Freshman Democratic Rep. Alexandria Ocasio-Cortez's plan for a "green new deal" had a bumpy rollout last week. Putting aside the violence this plan would do to our personal and economic freedoms, there were the matter of the FAQ page.

To call it a hot mess is being kind (so bad, that Ocasio-Cortz removed the page from her website...but not before it was saved elsewhere). But it did offer several glimpses behind the socialist curtain. Consider this section about how this new deal gets paid for:

How will you pay for it?

The same way we paid for the New Deal, the 2008 bank bailout and extended quantitative easing programs. The same way we paid for World War II and all our current wars. The Federal Reserve can extend credit to power these projects and investments and new public banks can be created to extend credit. There is also space for the government to take an equity stake in projects to get a return on investment. At the end of the day, this is an investment in our economy that should grow our wealth as a nation, so the question isn’t how will we pay for it, but what will we do with our new shared prosperity.

In other words "print money."

That's a recipe for disaster. But paying for it is merely one part of the much larger effort to bring the American economy under state control...all to save the planet, of course.  Will House Speaker Nancy Pelosi bring it to a vote?

House Speaker Nancy Pelosi, D-Calif., hasn’t promised it will get time on the floor, and as of last week, she hadn't even read the ambitious resolution.

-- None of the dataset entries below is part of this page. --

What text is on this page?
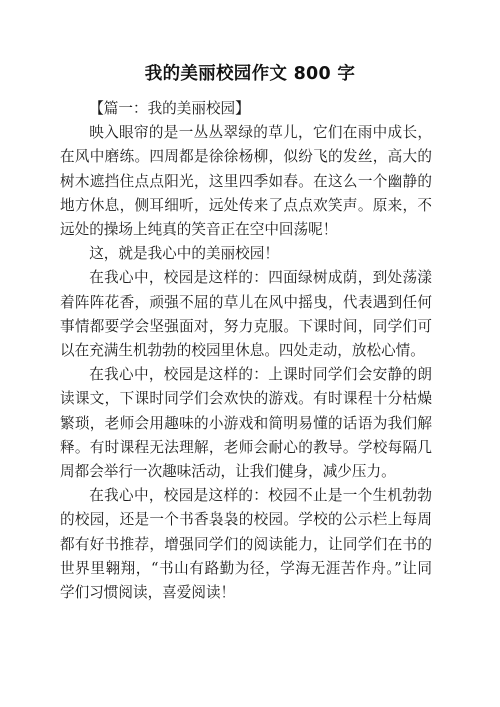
我的美丽校园作文 800 字

【篇一：我的美丽校园】

映入眼帘的是一丛丛翠绿的草儿，它们在雨中成长，在风中磨练。四周都是徐徐杨柳，似纷飞的发丝，高大的树木遮挡住点点阳光，这里四季如春。在这么一个幽静的地方休息，侧耳细听，远处传来了点点欢笑声。原来，不远处的操场上纯真的笑音正在空中回荡呢！

这，就是我心中的美丽校园！

在我心中，校园是这样的：四面绿树成荫，到处荡漾着阵阵花香，顽强不屈的草儿在风中摇曳，代表遇到任何事情都要学会坚强面对，努力克服。下课时间，同学们可以在充满生机勃勃的校园里休息。四处走动，放松心情。

在我心中，校园是这样的：上课时同学们会安静的朗读课文，下课时同学们会欢快的游戏。有时课程十分枯燥繁琐，老师会用趣味的小游戏和简明易懂的话语为我们解释。有时课程无法理解，老师会耐心的教导。学校每隔几周都会举行一次趣味活动，让我们健身，减少压力。

在我心中，校园是这样的：校园不止是一个生机勃勃的校园，还是一个书香袅袅的校园。学校的公示栏上每周都有好书推荐，增强同学们的阅读能力，让同学们在书的世界里翱翔，“书山有路勤为径，学海无涯苦作舟。”让同学们习惯阅读，喜爱阅读！
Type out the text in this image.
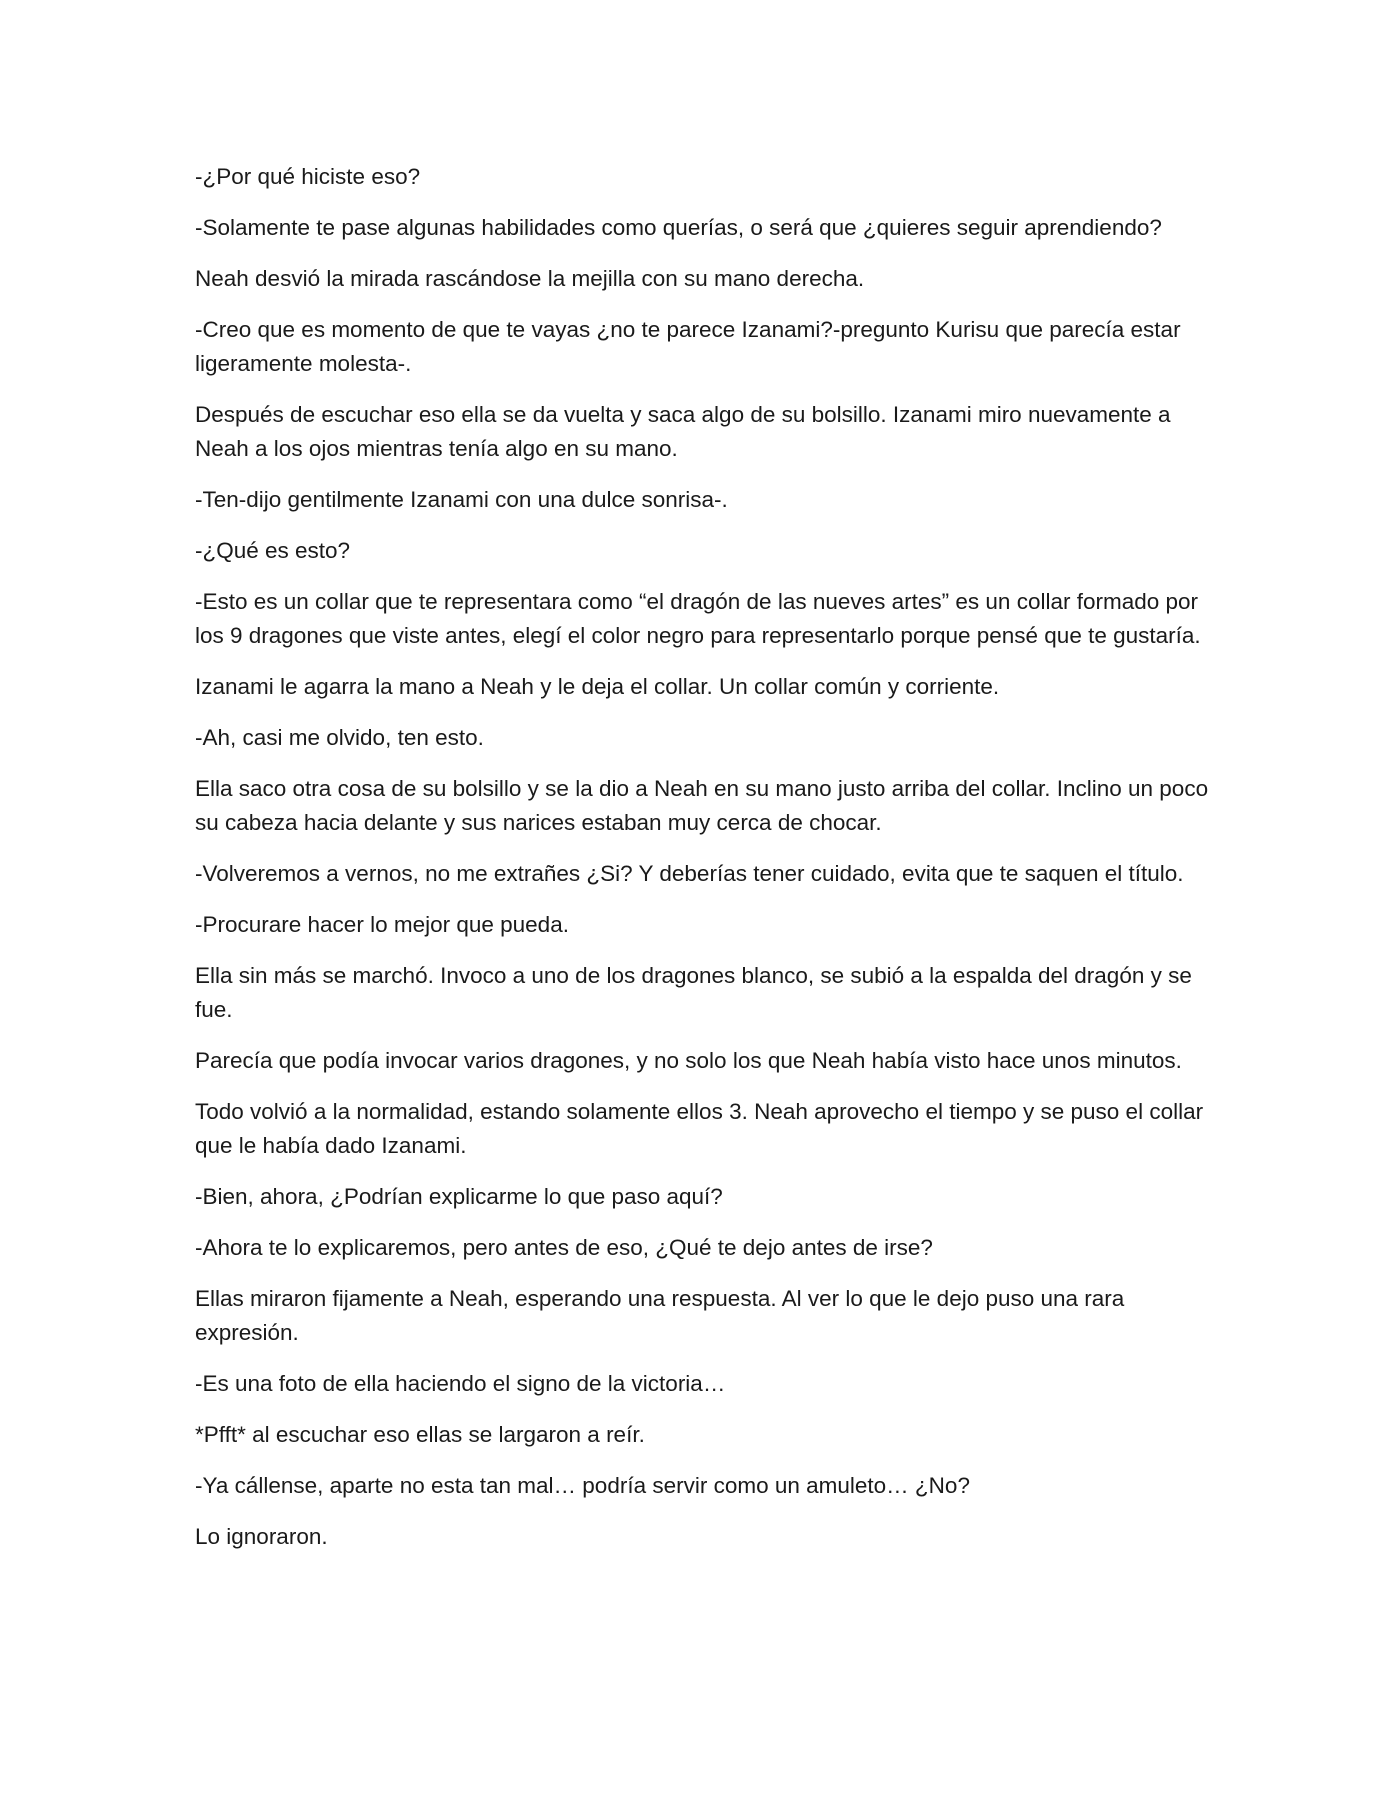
-¿Por qué hiciste eso?

-Solamente te pase algunas habilidades como querías, o será que ¿quieres seguir aprendiendo?

Neah desvió la mirada rascándose la mejilla con su mano derecha.

-Creo que es momento de que te vayas ¿no te parece Izanami?-pregunto Kurisu que parecía estar ligeramente molesta-.

Después de escuchar eso ella se da vuelta y saca algo de su bolsillo. Izanami miro nuevamente a Neah a los ojos mientras tenía algo en su mano.

-Ten-dijo gentilmente Izanami con una dulce sonrisa-.

-¿Qué es esto?

-Esto es un collar que te representara como “el dragón de las nueves artes” es un collar formado por los 9 dragones que viste antes, elegí el color negro para representarlo porque pensé que te gustaría.

Izanami le agarra la mano a Neah y le deja el collar. Un collar común y corriente.

-Ah, casi me olvido, ten esto.

Ella saco otra cosa de su bolsillo y se la dio a Neah en su mano justo arriba del collar. Inclino un poco su cabeza hacia delante y sus narices estaban muy cerca de chocar.

-Volveremos a vernos, no me extrañes ¿Si? Y deberías tener cuidado, evita que te saquen el título.

-Procurare hacer lo mejor que pueda.

Ella sin más se marchó. Invoco a uno de los dragones blanco, se subió a la espalda del dragón y se fue.

Parecía que podía invocar varios dragones, y no solo los que Neah había visto hace unos minutos.

Todo volvió a la normalidad, estando solamente ellos 3. Neah aprovecho el tiempo y se puso el collar que le había dado Izanami.

-Bien, ahora, ¿Podrían explicarme lo que paso aquí?

-Ahora te lo explicaremos, pero antes de eso, ¿Qué te dejo antes de irse?

Ellas miraron fijamente a Neah, esperando una respuesta. Al ver lo que le dejo puso una rara expresión.

-Es una foto de ella haciendo el signo de la victoria…

*Pfft* al escuchar eso ellas se largaron a reír.

-Ya cállense, aparte no esta tan mal… podría servir como un amuleto… ¿No?

Lo ignoraron.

House Rules Committee Chairman Jim McGovern, D-Mass., who helps to determine the floor schedule and debate rules, said leaders would wait to see how many lawmakers sign on to the bill before deciding whether to bring it to the floor.

“Let’s see how the co-sponsorship goes,” said McGovern, who supports the resolution.

McGovern said Ocasio-Cortez, D-N.Y., has not yet asked for a floor vote “because we are trying to get co-sponsors and see where people are, but my hope is it will come to the floor.”

McGovern said if enough Republicans and Democrats sign onto the resolution, it could come up under special rules limiting debate and requiring two-thirds majority for passage.

That isn’t likely, however. Most Republicans have have denounced the the plan as unrealistic and astronomically expensive and full of ideas that would destroy the U.S. economy.

The GOP isn't wrong...and even Nancy Pelosi can see it, too.